Understanding Financial Accounting: A Critical Step in Business Success



 
Business Owner in office working
 

Financial Accounting is what we simply refer to as “accounting.” It commences with basic

double entry bookkeeping and progresses to the completion of a suite of statements that include the Income Statement, Balance Sheet and Cash Flow Statement. Financial

accounting – as represented by these key statements – is geared towards the needs of external entities such as investors, creditors and tax authorities. Importantly, financial accounting is governed by generally accepted accounting principles (GAAP), which ensures that performance interpretation and company by company comparison is done on an “apples to apples” basis.

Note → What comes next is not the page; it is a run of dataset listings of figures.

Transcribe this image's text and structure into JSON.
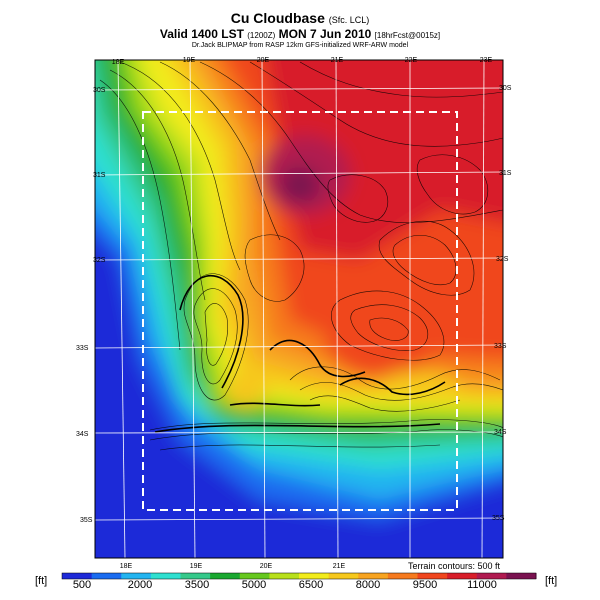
{
  "title": {
    "main": "Cu Cloudbase",
    "main_suffix": "(Sfc. LCL)",
    "valid": "Valid 1400 LST",
    "valid_code": "(1200Z)",
    "date": "MON 7 Jun 2010",
    "forecast": "[18hrFcst@0015z]",
    "credit": "Dr.Jack BLIPMAP from RASP 12km GFS-initialized WRF-ARW model"
  },
  "map": {
    "lon_labels_top": [
      "18E",
      "19E",
      "20E",
      "21E",
      "22E",
      "23E"
    ],
    "lon_labels_bottom": [
      "18E",
      "19E",
      "20E",
      "21E"
    ],
    "lat_labels_left": [
      "30S",
      "31S",
      "32S",
      "33S",
      "34S",
      "35S"
    ],
    "lat_labels_right": [
      "30S",
      "31S",
      "32S",
      "33S",
      "34S",
      "35S"
    ],
    "terrain_note": "Terrain contours: 500 ft"
  },
  "colorbar": {
    "unit_left": "[ft]",
    "unit_right": "[ft]",
    "tick_labels": [
      "500",
      "2000",
      "3500",
      "5000",
      "6500",
      "8000",
      "9500",
      "11000"
    ],
    "colors": [
      "#1e2ad8",
      "#1a6cf0",
      "#22b4f0",
      "#2ee0d0",
      "#35c98a",
      "#1aa830",
      "#66c81e",
      "#b8e01a",
      "#f2ec1a",
      "#f6c81c",
      "#f8a420",
      "#f67a1e",
      "#f0461e",
      "#d81e2a",
      "#b01a50",
      "#7a1250"
    ]
  }
}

Financial statements are historical in perspective; they reveal what the company has done up to a point in time and, serve two critical purposes:


  1. Indicate the degree to which the company is profitable, using the Income Statement

  2. Reveal the degree of solvency, that is, the company’s ability to meet its financial obligations. This is reflected on both the Balance Sheet and Cash Flow Statement


Because financial statements provide insight into a firm’s efforts at achieving two of its most important business goals, every well run business should regularly generate an Income Statement, Balance Sheet and Cash Flow Statement. And, business owners and managers ought to pay close attention to these financial statements, as they

are indispensable to sustained success.


COVID-19 and a deep recession have added an additional layer of complexity for businesses of every size – see an earlier article here. Recently, management consulting firm McKinsey, in a report titled, “When Nothing is Normal: Managing in Extreme Uncertainty, highlighted the need for leaders to “respond quickly to the rapidly shifting environment and sustain their organizations through the trials ahead,” knowing that we might be in crisis mode for a long time. None of this pivoting is possible without having a baseline of how your company is doing; having a grasp of the information provided by the financial statements will significantly help.